Prop 13 allows a 1% increase per annum of your property tax if the current assessed value of your home is greater than the purchase price. Furthermore, they have back-doored about 20 additional FEES onto a California property owners tax bill since Proposition 13 passed.
Now, the falling prices of homes will allow one to submit an application for reduction of your property tax.
Also, when the last big earthquake hit and depressed homes prices as a result, I filed and received an assessment revaluation without having to actually have the property assessed by a professional. Most homeowners were able to take advantage of that to get their property taxes reduced. I’m not sure if something special was coded into law to allow this or is this was part of Prop. 13 to begin with.
In conclusion, my property tax has moved all over the place and presently stands at over 3.5k a year. I bought my home originally for 220k. Thus, if the tax stayed fixed to 1% of your purchase price, I'd be paying 2.2k a year and not 3.5k.
This should restart the market in Kali.
They probably were 50% overvalued before the drop.
That's a good start...
A free market is great, but not when addressing a basic life necessity: shelter.
Prices have been artificially high since "flipping" became the lazy man's get-rich-quick alternative to work.
Don’t paint with too broad of a brush there.
Rehabbers would probably be called “flippers” because they don’t hold the property long, but they sure and take some dumps and turn them into nice domiciles for folks who need a house.
You're right, of course, but in the last 5 to 10 years, that hasn't helped most buyers who both need a house and can afford it.
The snowball effect of real estate fees and increased tax assesment is a fatal flaw in that argument. The get rich quick folk artificially increase the price of all available housing. Else how do you explain the outrageous prices of falling apart non-rehabs?
I’d say most of it was supply and demand.
When the demand was “normal”, ie, not propped up by people who have no business getting a home loan chasing properties,
you didn’t see the outrageous “appreciation” of property values.
That only works if people have jobs to go to.
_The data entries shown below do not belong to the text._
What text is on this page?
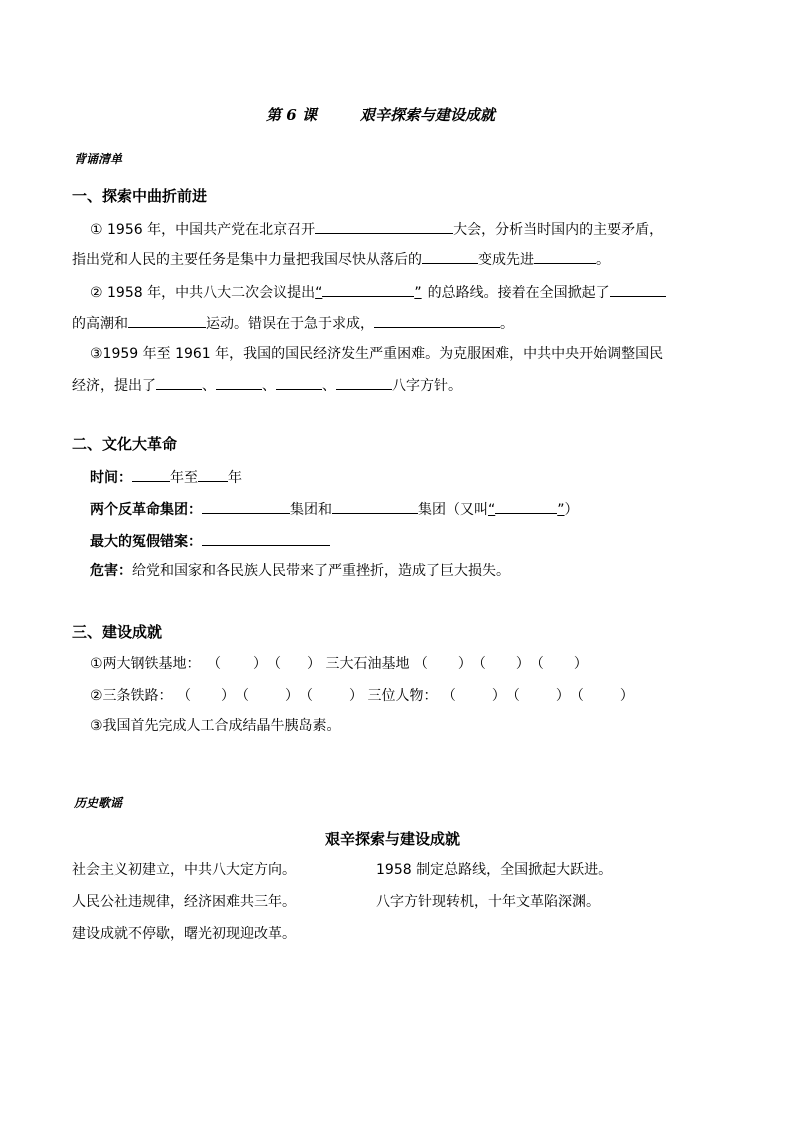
第 6 课	艰辛探索与建设成就
背诵清单
一、探索中曲折前进
① 1956 年，中国共产党在北京召开	大会，分析当时国内的主要矛盾，
指出党和人民的主要任务是集中力量把我国尽快从落后的	变成先进	。
② 1958 年，中共八大二次会议提出“	” 的总路线。接着在全国掀起了
的高潮和	运动。错误在于急于求成，	。
③1959 年至 1961 年，我国的国民经济发生严重困难。为克服困难，中共中央开始调整国民
经济，提出了	、	、	、	八字方针。
二、文化大革命
时间：	年至 年
两个反革命集团：	集团和	集团（又叫“	”）
最大的冤假错案：
危害：给党和国家和各民族人民带来了严重挫折，造成了巨大损失。
三、建设成就
①两大钢铁基地： （ ）（ ） 三大石油基地 （ ）（ ）（ ）
②三条铁路： （ ）（	）（	） 三位人物： （	）（	）（	）
③我国首先完成人工合成结晶牛胰岛素。
历史歌谣
艰辛探索与建设成就
社会主义初建立，中共八大定方向。	1958 制定总路线，全国掀起大跃进。
人民公社违规律，经济困难共三年。	八字方针现转机，十年文革陷深渊。
建设成就不停歇，曙光初现迎改革。
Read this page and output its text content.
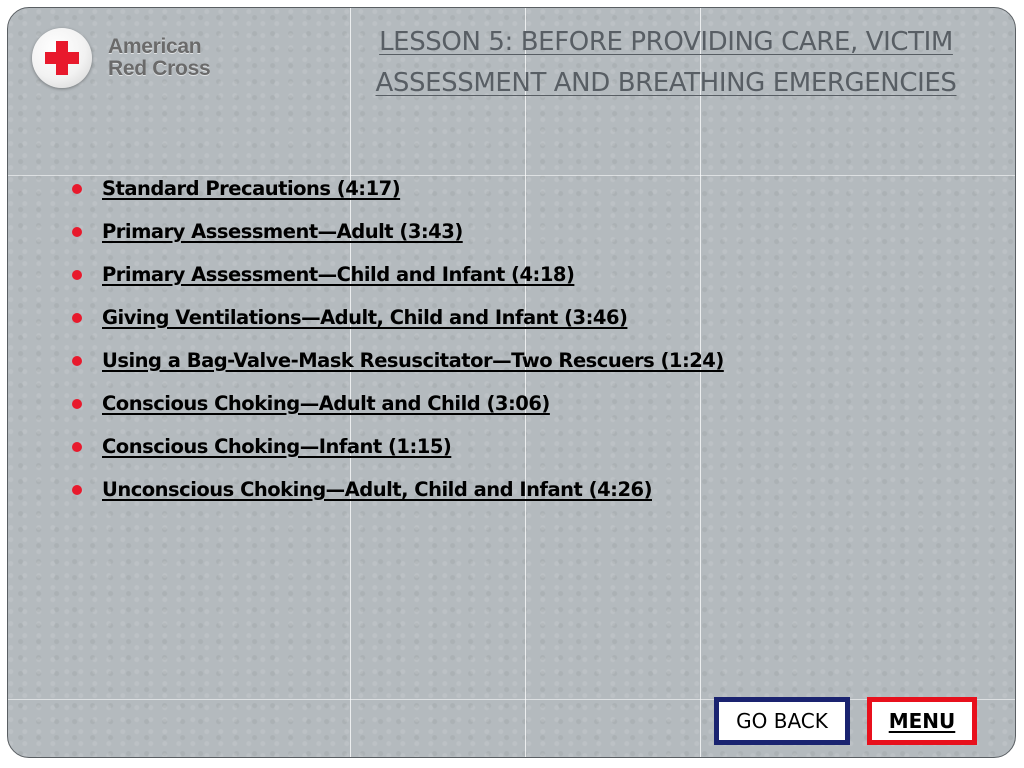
American
Red Cross
LESSON 5: BEFORE PROVIDING CARE, VICTIM
ASSESSMENT AND BREATHING EMERGENCIES
Standard Precautions (4:17)
Primary Assessment—Adult (3:43)
Primary Assessment—Child and Infant (4:18)
Giving Ventilations—Adult, Child and Infant (3:46)
Using a Bag-Valve-Mask Resuscitator—Two Rescuers (1:24)
Conscious Choking—Adult and Child (3:06)
Conscious Choking—Infant (1:15)
Unconscious Choking—Adult, Child and Infant (4:26)
GO BACK	MENU
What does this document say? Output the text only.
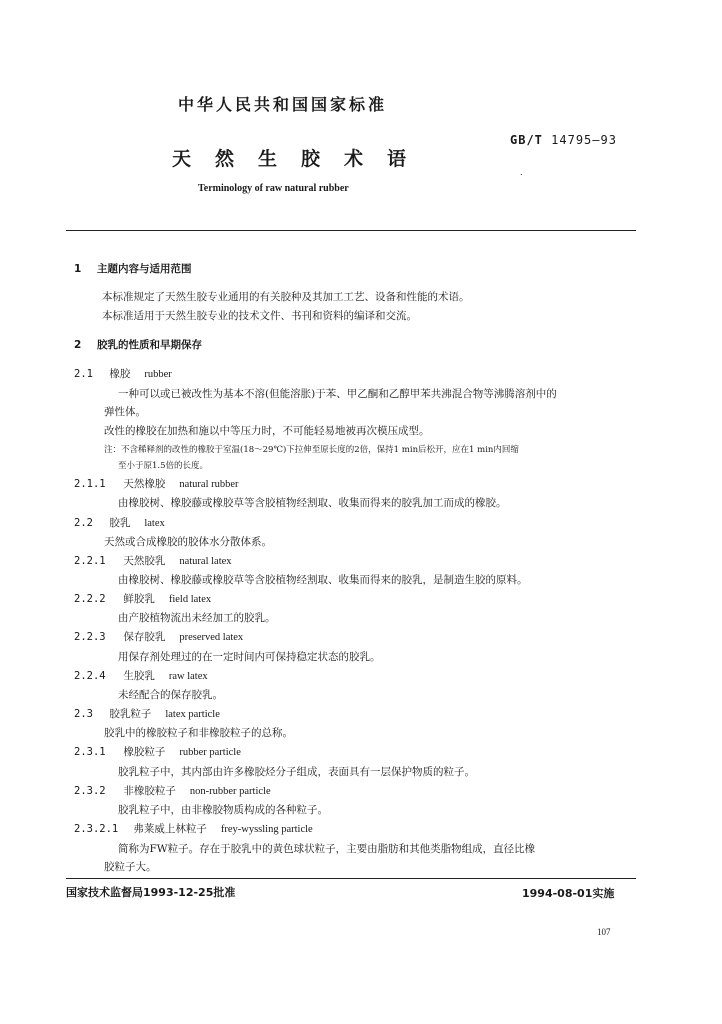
中华人民共和国国家标准
GB/T 14795—93
天然生胶术语
.
Terminology of raw natural rubber
1 主题内容与适用范围
本标准规定了天然生胶专业通用的有关胶种及其加工工艺、设备和性能的术语。
本标准适用于天然生胶专业的技术文件、书刊和资料的编译和交流。
2 胶乳的性质和早期保存
2.1 橡胶 rubber
一种可以或已被改性为基本不溶(但能溶胀)于苯、甲乙酮和乙醇甲苯共沸混合物等沸腾溶剂中的
弹性体。
改性的橡胶在加热和施以中等压力时，不可能轻易地被再次模压成型。
注：不含稀释剂的改性的橡胶于室温(18～29℃)下拉伸至原长度的2倍，保持1 min后松开，应在1 min内回缩
至小于原1.5倍的长度。
2.1.1 天然橡胶 natural rubber
由橡胶树、橡胶藤或橡胶草等含胶植物经割取、收集而得来的胶乳加工而成的橡胶。
2.2 胶乳 latex
天然或合成橡胶的胶体水分散体系。
2.2.1 天然胶乳 natural latex
由橡胶树、橡胶藤或橡胶草等含胶植物经割取、收集而得来的胶乳，是制造生胶的原料。
2.2.2 鲜胶乳 field latex
由产胶植物流出未经加工的胶乳。
2.2.3 保存胶乳 preserved latex
用保存剂处理过的在一定时间内可保持稳定状态的胶乳。
2.2.4 生胶乳 raw latex
未经配合的保存胶乳。
2.3 胶乳粒子 latex particle
胶乳中的橡胶粒子和非橡胶粒子的总称。
2.3.1 橡胶粒子 rubber particle
胶乳粒子中，其内部由许多橡胶烃分子组成，表面具有一层保护物质的粒子。
2.3.2 非橡胶粒子 non-rubber particle
胶乳粒子中，由非橡胶物质构成的各种粒子。
2.3.2.1 弗莱威上林粒子 frey-wyssling particle
简称为FW粒子。存在于胶乳中的黄色球状粒子，主要由脂肪和其他类脂物组成，直径比橡
胶粒子大。
国家技术监督局1993-12-25批准	1994-08-01实施
107
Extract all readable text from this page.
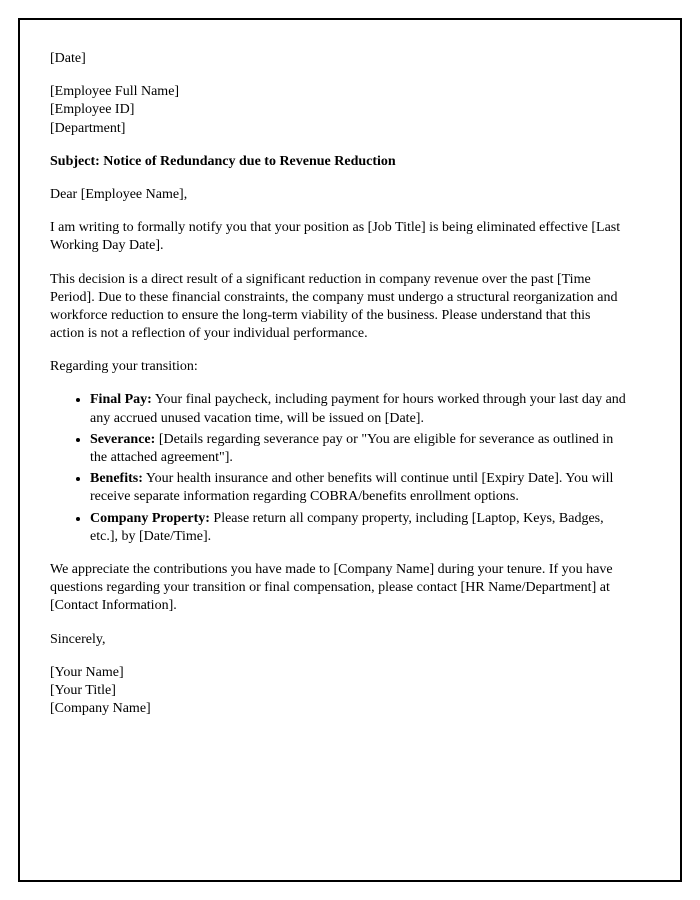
[Date]

[Employee Full Name]
[Employee ID]
[Department]

Subject: Notice of Redundancy due to Revenue Reduction

Dear [Employee Name],

I am writing to formally notify you that your position as [Job Title] is being eliminated effective [Last Working Day Date].

This decision is a direct result of a significant reduction in company revenue over the past [Time Period]. Due to these financial constraints, the company must undergo a structural reorganization and workforce reduction to ensure the long-term viability of the business. Please understand that this action is not a reflection of your individual performance.

Regarding your transition:

• Final Pay: Your final paycheck, including payment for hours worked through your last day and any accrued unused vacation time, will be issued on [Date].
• Severance: [Details regarding severance pay or "You are eligible for severance as outlined in the attached agreement"].
• Benefits: Your health insurance and other benefits will continue until [Expiry Date]. You will receive separate information regarding COBRA/benefits enrollment options.
• Company Property: Please return all company property, including [Laptop, Keys, Badges, etc.], by [Date/Time].

We appreciate the contributions you have made to [Company Name] during your tenure. If you have questions regarding your transition or final compensation, please contact [HR Name/Department] at [Contact Information].

Sincerely,

[Your Name]
[Your Title]
[Company Name]
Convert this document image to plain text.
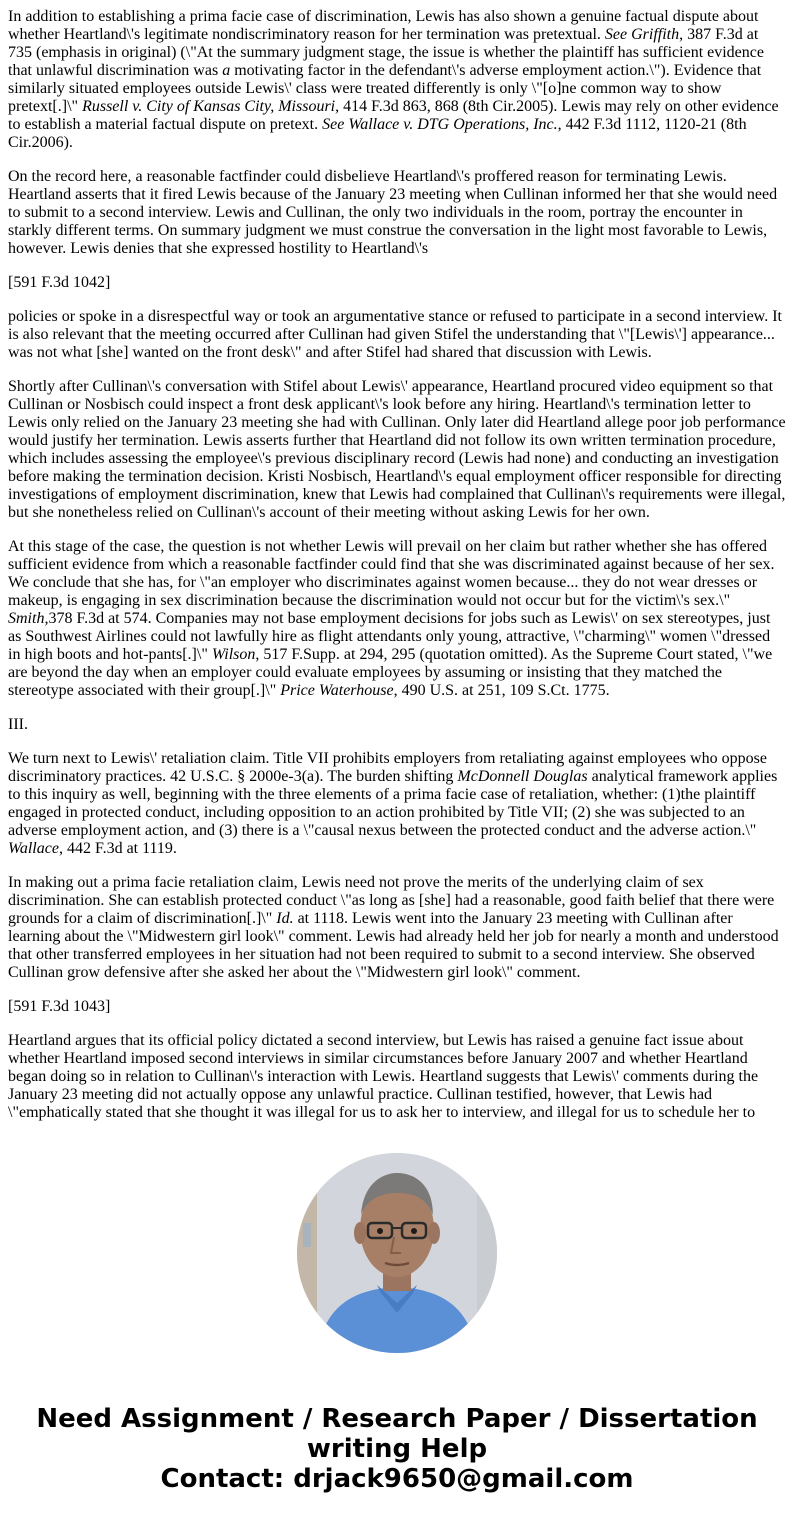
In addition to establishing a prima facie case of discrimination, Lewis has also shown a genuine factual dispute about whether Heartland\'s legitimate nondiscriminatory reason for her termination was pretextual. See Griffith, 387 F.3d at 735 (emphasis in original) (\"At the summary judgment stage, the issue is whether the plaintiff has sufficient evidence that unlawful discrimination was a motivating factor in the defendant\'s adverse employment action.\"). Evidence that similarly situated employees outside Lewis\' class were treated differently is only \"[o]ne common way to show pretext[.]\" Russell v. City of Kansas City, Missouri, 414 F.3d 863, 868 (8th Cir.2005). Lewis may rely on other evidence to establish a material factual dispute on pretext. See Wallace v. DTG Operations, Inc., 442 F.3d 1112, 1120-21 (8th Cir.2006).

On the record here, a reasonable factfinder could disbelieve Heartland\'s proffered reason for terminating Lewis. Heartland asserts that it fired Lewis because of the January 23 meeting when Cullinan informed her that she would need to submit to a second interview. Lewis and Cullinan, the only two individuals in the room, portray the encounter in starkly different terms. On summary judgment we must construe the conversation in the light most favorable to Lewis, however. Lewis denies that she expressed hostility to Heartland\'s

[591 F.3d 1042]

policies or spoke in a disrespectful way or took an argumentative stance or refused to participate in a second interview. It is also relevant that the meeting occurred after Cullinan had given Stifel the understanding that \"[Lewis\'] appearance... was not what [she] wanted on the front desk\" and after Stifel had shared that discussion with Lewis.

Shortly after Cullinan\'s conversation with Stifel about Lewis\' appearance, Heartland procured video equipment so that Cullinan or Nosbisch could inspect a front desk applicant\'s look before any hiring. Heartland\'s termination letter to Lewis only relied on the January 23 meeting she had with Cullinan. Only later did Heartland allege poor job performance would justify her termination. Lewis asserts further that Heartland did not follow its own written termination procedure, which includes assessing the employee\'s previous disciplinary record (Lewis had none) and conducting an investigation before making the termination decision. Kristi Nosbisch, Heartland\'s equal employment officer responsible for directing investigations of employment discrimination, knew that Lewis had complained that Cullinan\'s requirements were illegal, but she nonetheless relied on Cullinan\'s account of their meeting without asking Lewis for her own.

At this stage of the case, the question is not whether Lewis will prevail on her claim but rather whether she has offered sufficient evidence from which a reasonable factfinder could find that she was discriminated against because of her sex. We conclude that she has, for \"an employer who discriminates against women because... they do not wear dresses or makeup, is engaging in sex discrimination because the discrimination would not occur but for the victim\'s sex.\" Smith,378 F.3d at 574. Companies may not base employment decisions for jobs such as Lewis\' on sex stereotypes, just as Southwest Airlines could not lawfully hire as flight attendants only young, attractive, \"charming\" women \"dressed in high boots and hot-pants[.]\" Wilson, 517 F.Supp. at 294, 295 (quotation omitted). As the Supreme Court stated, \"we are beyond the day when an employer could evaluate employees by assuming or insisting that they matched the stereotype associated with their group[.]\" Price Waterhouse, 490 U.S. at 251, 109 S.Ct. 1775.

III.

We turn next to Lewis\' retaliation claim. Title VII prohibits employers from retaliating against employees who oppose discriminatory practices. 42 U.S.C. § 2000e-3(a). The burden shifting McDonnell Douglas analytical framework applies to this inquiry as well, beginning with the three elements of a prima facie case of retaliation, whether: (1)the plaintiff engaged in protected conduct, including opposition to an action prohibited by Title VII; (2) she was subjected to an adverse employment action, and (3) there is a \"causal nexus between the protected conduct and the adverse action.\" Wallace, 442 F.3d at 1119.

In making out a prima facie retaliation claim, Lewis need not prove the merits of the underlying claim of sex discrimination. She can establish protected conduct \"as long as [she] had a reasonable, good faith belief that there were grounds for a claim of discrimination[.]\" Id. at 1118. Lewis went into the January 23 meeting with Cullinan after learning about the \"Midwestern girl look\" comment. Lewis had already held her job for nearly a month and understood that other transferred employees in her situation had not been required to submit to a second interview. She observed Cullinan grow defensive after she asked her about the \"Midwestern girl look\" comment.

[591 F.3d 1043]

Heartland argues that its official policy dictated a second interview, but Lewis has raised a genuine fact issue about whether Heartland imposed second interviews in similar circumstances before January 2007 and whether Heartland began doing so in relation to Cullinan\'s interaction with Lewis. Heartland suggests that Lewis\' comments during the January 23 meeting did not actually oppose any unlawful practice. Cullinan testified, however, that Lewis had \"emphatically stated that she thought it was illegal for us to ask her to interview, and illegal for us to schedule her to

Need Assignment / Research Paper / Dissertation
writing Help
Contact: drjack9650@gmail.com
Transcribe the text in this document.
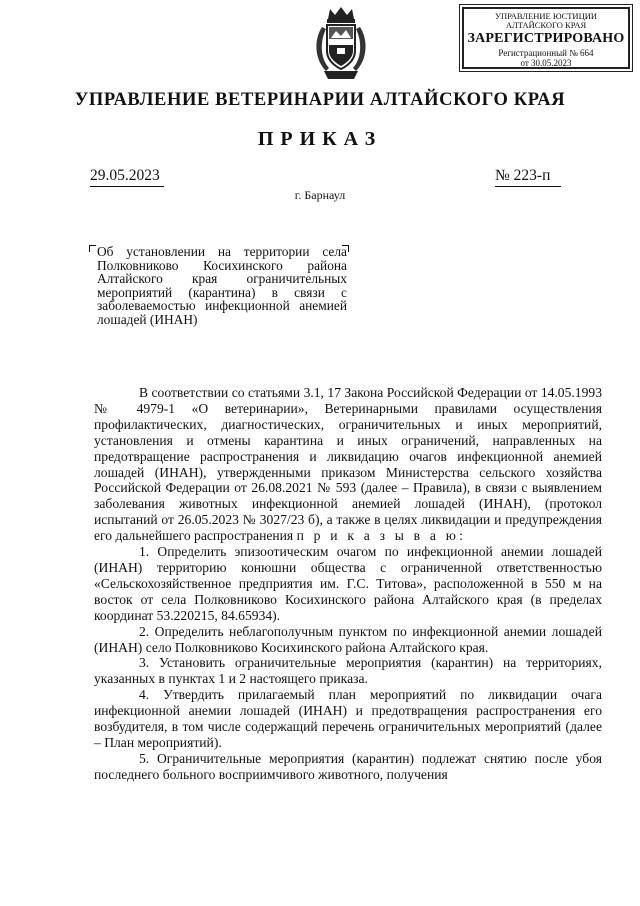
УПРАВЛЕНИЕ ЮСТИЦИИ
АЛТАЙСКОГО КРАЯ
ЗАРЕГИСТРИРОВАНО
Регистрационный № 664
от 30.05.2023
УПРАВЛЕНИЕ ВЕТЕРИНАРИИ АЛТАЙСКОГО КРАЯ
ПРИКАЗ
29.05.2023	№ 223-п
г. Барнаул
Об установлении на территории села Полковниково Косихинского района Алтайского края ограничительных мероприятий (карантина) в связи с заболеваемостью инфекционной анемией лошадей (ИНАН)

В соответствии со статьями 3.1, 17 Закона Российской Федерации от 14.05.1993 № 4979-1 «О ветеринарии», Ветеринарными правилами осуществления профилактических, диагностических, ограничительных и иных мероприятий, установления и отмены карантина и иных ограничений, направленных на предотвращение распространения и ликвидацию очагов инфекционной анемией лошадей (ИНАН), утвержденными приказом Министерства сельского хозяйства Российской Федерации от 26.08.2021 № 593 (далее – Правила), в связи с выявлением заболевания животных инфекционной анемией лошадей (ИНАН), (протокол испытаний от 26.05.2023 № 3027/23 б), а также в целях ликвидации и предупреждения его дальнейшего распространения п р и к а з ы в а ю:

1. Определить эпизоотическим очагом по инфекционной анемии лошадей (ИНАН) территорию конюшни общества с ограниченной ответственностью «Сельскохозяйственное предприятия им. Г.С. Титова», расположенной в 550 м на восток от села Полковниково Косихинского района Алтайского края (в пределах координат 53.220215, 84.65934).

2. Определить неблагополучным пунктом по инфекционной анемии лошадей (ИНАН) село Полковниково Косихинского района Алтайского края.

3. Установить ограничительные мероприятия (карантин) на территориях, указанных в пунктах 1 и 2 настоящего приказа.

4. Утвердить прилагаемый план мероприятий по ликвидации очага инфекционной анемии лошадей (ИНАН) и предотвращения распространения его возбудителя, в том числе содержащий перечень ограничительных мероприятий (далее – План мероприятий).

5. Ограничительные мероприятия (карантин) подлежат снятию после убоя последнего больного восприимчивого животного, получения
Once the jobs go out the window, people double up - take on roommates or move in with family and friends. Or they move out of the city. Hong Kong also has a huge supply constraint. Its real estate is down 40% vs 10 years ago.
Yep, from 2000-2003 we saw our house appreciate 58%. The following couple of years (we sold and left the state in 2003) it continued to skyrocket.
Reality is reentering the price scene. There was no way a middle class family could afford to buy a house there, without using one of the stoopid mortgage schemes like interest only.
A loss of 38% on the way down negates a rise of 61% on the way up.
A $100,000 home that lost 38% or $38,000, is worth only $62,000.
A gain of $38,000 on a $62,000 house is 61%.
So you just lost 61% of appreciation. That’s a chunk.
And that 38% drop is just for year over year from November 2007. There are many homes in the Sacramento area near me that have lost over 50% of value from peak, wiping out fully 100% of the houses appreciation! Half-price sale, anyone?
That is great for home affordability in California. Of course, dang painful for anybody who bought at the peak or anybody stupid enough to have refinanced and wasted the appreciation. Welcome to foreclosure. But somebody is going to get a fair price on your home.
The point is, a 38% drop negates a 61% rise. That is a VERY significant increase in affordability.
I bought in February of this year. In 2007 the new home My wife an I fell in love with was $307,000.00. I’m glad we waited. We pulled the trigger at $261,000.00. We knew the value would diminish some, but I’m still very comfortable with our purchase. I’ll probably see my final days in this house. Ah, yes, Bakersfield, Ca.